Questionnaires were completed by 520 providers (83% physicians and 17% mid-level practitioners) and 217 nurses and other staff members. A significant proportion of providers and staff (29.6% vs 49.1%) indicated "often/very often" to a statement that healthcare professionals should pray with patients, should initiate an offer to pray (25.7% vs 49.1%), should pray if the patient initiates the request (72.2% vs 79.5%), and should encourage greater religious activity for health reasons (48.9 vs 48.1%). With regard to behaviors, 15.3% of providers and 8.8% of nurses and other staff members currently often or always prayed with patients, 24.2% and 25.1% shared their personal faith, and 28.2% compared with 22.0% encouraged patients to become more active in their religious faith; however, 93.3% had little or no training on how to do so. The strongest and most consistent predictor of religious activity with patients was self-rated religiosity of the health professional.
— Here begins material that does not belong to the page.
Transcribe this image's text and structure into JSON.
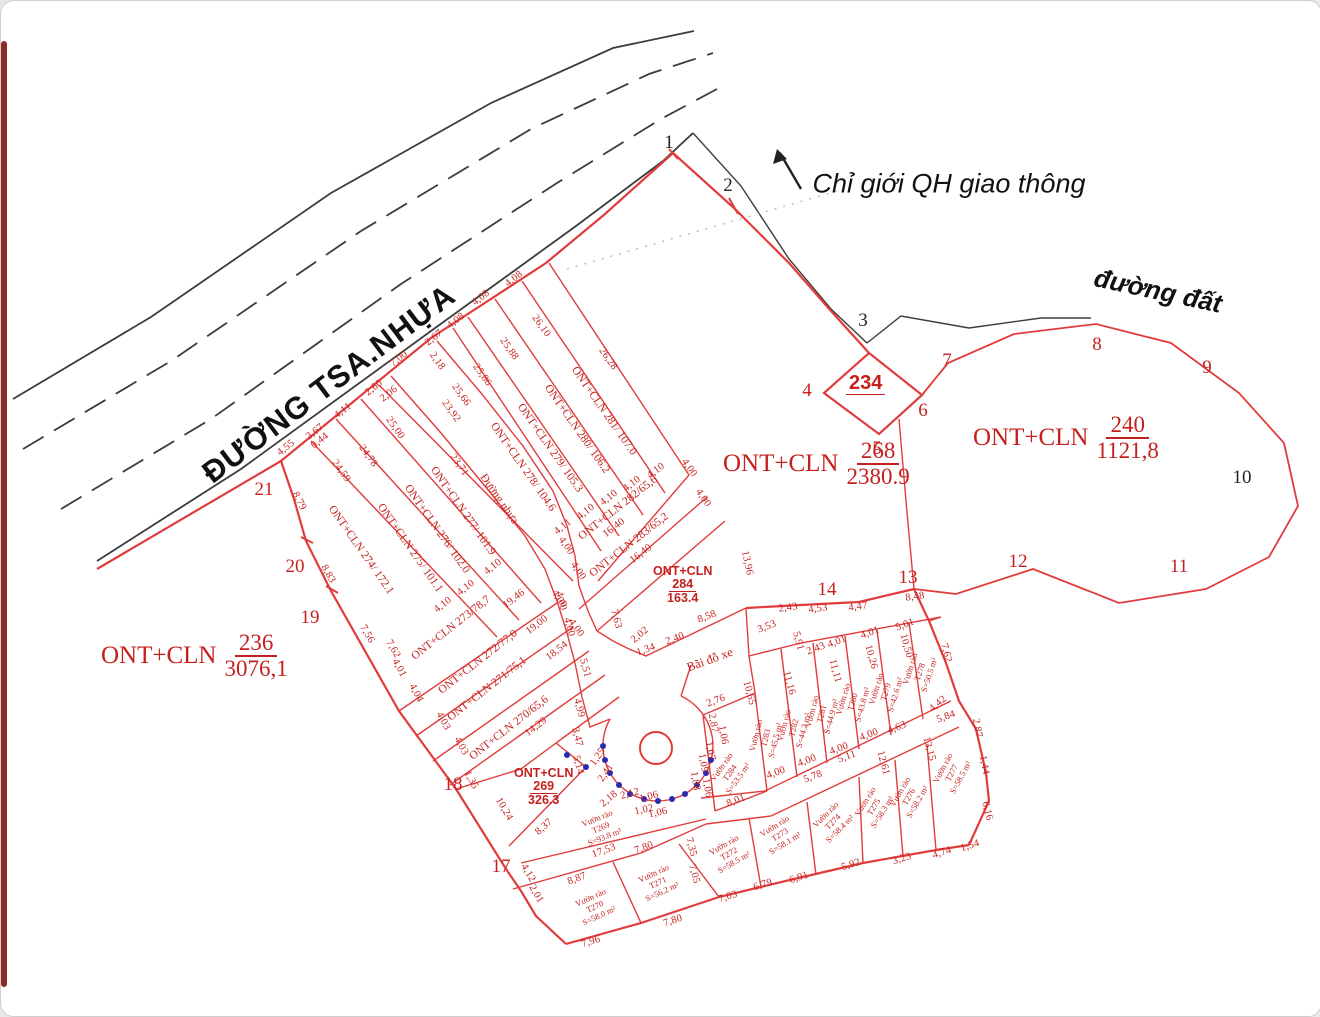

A significant proportion of Adventist Health System providers and staff favor engaging in spiritual practices with patients. Training is needed to engage appropriately and sensitively in these activities.
我们就一些有争议的灵性实践,对基督复临安息日会医疗系统(AHS)下属的医疗服务提供者和工作人员进行了调查,这些实践包括由从业者带领祈祷、分享个人宗教信仰以及出于健康原因鼓励患者的宗教信仰。
邀请了1082名医疗服务提供者参与一个将灵性融入门诊护理的项目。同意参与的人被要求确定其机构中协助的工作人员。医疗服务提供者和工作人员被要求完成一份基线调查问卷,以检查与患者进行灵性活动的态度/实践。使用回归模型来确定预测因素。
520名医疗服务提供者(83%为医生,17%为中级从业者)以及217名护士和其他工作人员完成了调查问卷。相当一部分医疗服务提供者和工作人员(分别为29.6%和49.1%)对以下陈述表示“经常/非常经常”:医疗保健专业人员应与患者一起祈祷、应主动提出祈祷(分别为25.7%和49.1%)、如果患者提出请求应祈祷(分别为72.2%和79.5%)以及应出于健康原因鼓励更多的宗教活动(分别为48.9%和48.1%)。关于行为,目前15.3%的医疗服务提供者以及8.8%的护士和其他工作人员经常或总是与患者一起祈祷,24.2%和25.1%分享他们的个人信仰,28.2%与22.0%鼓励患者在宗教信仰上更加积极;然而,93.3%的人几乎没有或根本没有关于如何这样做的培训。与患者进行宗教活动的最强且最一致的预测因素是医疗专业人员的自我评定宗教虔诚度。
相当一部分基督复临安息日会医疗系统的医疗服务提供者和工作人员赞成与患者进行灵性实践。需要进行培训以便恰当地、敏感地参与这些活动。